H-1B visa immigration program erodes wages, curbs hiring: study

By George Avalos March 14, 2017 at 11:50 AM

The H-1B visa immigration program has undermined wages and eroded job growth — yet bolstered corporate profits — according to a new report by a closely watched research group of economists.

The study by the widely respected National Bureau of Economic Research looked at the impact of foreigners who entered the “high-skill workforce” during the 1990s.

The main takeaways from the study: Immigration has caused wages to be lower and hiring to be reduced for U.S. tech workers than would otherwise have been the case.

Without immigration, wages would have been as much as 5 percent higher for tech workers, and up to 11 percent more tech jobs would have been created, according to the study, which was conducted by two academics from the University of Michigan economics department and an academic from UC San Diego.

One possible caveat regarding the study, however, is that it analyzed a period from 1994 through 2001. That time frame also coincided with the dot-com era boom, a time when demand for technology workers surged.

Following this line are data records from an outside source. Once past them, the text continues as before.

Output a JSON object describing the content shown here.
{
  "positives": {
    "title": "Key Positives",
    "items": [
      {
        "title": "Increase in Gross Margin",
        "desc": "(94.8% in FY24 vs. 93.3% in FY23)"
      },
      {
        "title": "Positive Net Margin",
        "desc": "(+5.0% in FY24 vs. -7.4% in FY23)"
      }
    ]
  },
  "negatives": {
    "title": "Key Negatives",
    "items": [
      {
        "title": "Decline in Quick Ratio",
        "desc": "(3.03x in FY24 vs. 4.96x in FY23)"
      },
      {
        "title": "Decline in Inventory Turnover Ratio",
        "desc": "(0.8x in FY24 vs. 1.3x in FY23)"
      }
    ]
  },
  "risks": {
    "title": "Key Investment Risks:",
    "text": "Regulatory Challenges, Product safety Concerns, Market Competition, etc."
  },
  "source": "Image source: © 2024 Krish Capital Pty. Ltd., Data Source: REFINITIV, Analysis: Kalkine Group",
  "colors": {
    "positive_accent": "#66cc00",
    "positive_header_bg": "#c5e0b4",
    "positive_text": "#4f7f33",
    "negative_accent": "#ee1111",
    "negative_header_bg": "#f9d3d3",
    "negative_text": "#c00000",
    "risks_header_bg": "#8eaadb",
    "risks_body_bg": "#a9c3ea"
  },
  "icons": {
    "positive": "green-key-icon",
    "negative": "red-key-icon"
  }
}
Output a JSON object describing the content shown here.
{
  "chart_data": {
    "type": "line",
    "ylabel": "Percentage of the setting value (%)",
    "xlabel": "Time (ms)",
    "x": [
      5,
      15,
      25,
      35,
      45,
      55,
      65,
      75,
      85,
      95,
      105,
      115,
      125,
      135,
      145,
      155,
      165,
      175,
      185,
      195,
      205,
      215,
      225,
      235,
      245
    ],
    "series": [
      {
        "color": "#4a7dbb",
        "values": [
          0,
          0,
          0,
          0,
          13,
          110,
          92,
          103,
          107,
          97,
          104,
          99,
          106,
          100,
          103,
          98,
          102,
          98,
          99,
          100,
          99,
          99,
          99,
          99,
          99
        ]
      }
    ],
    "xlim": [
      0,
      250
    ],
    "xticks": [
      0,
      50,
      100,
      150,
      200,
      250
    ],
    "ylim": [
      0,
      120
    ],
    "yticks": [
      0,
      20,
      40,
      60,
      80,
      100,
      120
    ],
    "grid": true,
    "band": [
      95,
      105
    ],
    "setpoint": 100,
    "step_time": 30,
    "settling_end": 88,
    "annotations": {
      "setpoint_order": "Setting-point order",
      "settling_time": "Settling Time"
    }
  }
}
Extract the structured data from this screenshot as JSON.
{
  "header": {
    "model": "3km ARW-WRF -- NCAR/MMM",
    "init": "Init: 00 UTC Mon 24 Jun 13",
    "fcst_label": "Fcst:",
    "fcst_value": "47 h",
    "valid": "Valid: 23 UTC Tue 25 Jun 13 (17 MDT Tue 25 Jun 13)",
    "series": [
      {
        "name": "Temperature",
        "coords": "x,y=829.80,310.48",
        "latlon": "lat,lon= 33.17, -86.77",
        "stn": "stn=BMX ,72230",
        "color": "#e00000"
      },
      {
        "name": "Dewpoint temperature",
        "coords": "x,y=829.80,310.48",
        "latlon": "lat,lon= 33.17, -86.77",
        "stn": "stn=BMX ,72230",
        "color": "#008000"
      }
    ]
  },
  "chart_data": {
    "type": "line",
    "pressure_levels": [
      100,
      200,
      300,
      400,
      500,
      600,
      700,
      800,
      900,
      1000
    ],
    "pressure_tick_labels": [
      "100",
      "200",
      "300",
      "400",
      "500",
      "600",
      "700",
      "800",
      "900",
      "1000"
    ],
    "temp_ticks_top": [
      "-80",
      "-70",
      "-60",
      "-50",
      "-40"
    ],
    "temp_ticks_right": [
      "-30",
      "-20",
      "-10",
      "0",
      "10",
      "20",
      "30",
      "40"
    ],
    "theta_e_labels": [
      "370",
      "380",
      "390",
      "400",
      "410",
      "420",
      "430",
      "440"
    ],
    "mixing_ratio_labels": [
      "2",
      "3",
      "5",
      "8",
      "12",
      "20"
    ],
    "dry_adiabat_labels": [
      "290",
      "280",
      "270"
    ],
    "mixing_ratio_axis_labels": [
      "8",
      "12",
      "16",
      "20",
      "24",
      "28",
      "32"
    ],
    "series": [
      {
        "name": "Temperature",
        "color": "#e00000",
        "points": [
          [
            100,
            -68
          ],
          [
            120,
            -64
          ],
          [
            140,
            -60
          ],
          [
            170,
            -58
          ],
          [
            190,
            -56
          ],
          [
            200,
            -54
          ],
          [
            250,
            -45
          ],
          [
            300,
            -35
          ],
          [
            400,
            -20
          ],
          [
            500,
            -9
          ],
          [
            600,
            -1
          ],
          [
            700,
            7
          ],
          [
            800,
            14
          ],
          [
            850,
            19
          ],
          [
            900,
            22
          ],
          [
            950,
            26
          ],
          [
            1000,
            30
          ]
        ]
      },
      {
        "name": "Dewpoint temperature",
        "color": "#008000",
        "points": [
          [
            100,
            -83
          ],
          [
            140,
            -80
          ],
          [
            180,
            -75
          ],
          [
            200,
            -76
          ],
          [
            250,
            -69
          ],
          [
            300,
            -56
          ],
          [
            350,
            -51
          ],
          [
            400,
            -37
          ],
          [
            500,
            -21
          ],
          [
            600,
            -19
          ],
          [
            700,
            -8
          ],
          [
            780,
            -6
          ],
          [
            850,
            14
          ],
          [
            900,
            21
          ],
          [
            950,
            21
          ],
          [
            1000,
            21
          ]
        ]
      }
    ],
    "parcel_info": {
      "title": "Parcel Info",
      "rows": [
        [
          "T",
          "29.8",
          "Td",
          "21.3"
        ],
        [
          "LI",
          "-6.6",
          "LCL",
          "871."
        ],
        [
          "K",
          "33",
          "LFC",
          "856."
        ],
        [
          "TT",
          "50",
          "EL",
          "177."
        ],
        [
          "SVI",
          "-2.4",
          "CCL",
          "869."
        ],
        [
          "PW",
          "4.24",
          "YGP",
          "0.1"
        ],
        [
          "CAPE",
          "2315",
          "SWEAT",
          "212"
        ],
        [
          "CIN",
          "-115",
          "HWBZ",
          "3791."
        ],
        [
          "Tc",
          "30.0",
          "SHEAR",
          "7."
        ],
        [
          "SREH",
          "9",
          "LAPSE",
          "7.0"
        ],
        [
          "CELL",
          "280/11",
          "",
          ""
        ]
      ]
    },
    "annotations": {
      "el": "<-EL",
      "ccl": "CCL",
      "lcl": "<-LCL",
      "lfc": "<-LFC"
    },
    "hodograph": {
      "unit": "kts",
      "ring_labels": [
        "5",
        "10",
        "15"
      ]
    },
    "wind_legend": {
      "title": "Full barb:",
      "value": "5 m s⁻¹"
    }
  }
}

“In the absence of immigration, wages for U.S. computer scientists would have been 2.6 percent to 5.1 percent higher and employment in computer science for U.S. workers would have been 6.1 percent to 10.8 percent higher in 2001,” wrote University of Michigan professors John Bound and Nicolas Morales and UC San Diego professor Gaurav Khanna.

Yet while tech workers in the United States felt those effects, consumers and technology titans harvested a bumper crop of rewards, the researchers stated in their study, which was completed in February 2017.

“Immigration lowered prices and raised the output of I.T. goods by between 1.9 percent and 2.5 percent, thus benefiting consumers,” the NBER study determined. “Finally, firms in the I.T. sector also earned substantially higher profits due to immigration.”

The researchers also noted that the rising profits tends to put tech executives and digital leaders in the camp that urges more skilled immigration

“High-skill immigrant labor raises I.T. sector profits,” the professors wrote. “It is then no surprise that Bill Gates and other I.T. executives lobby in favor of increasing quotas for high-skill immigrants.”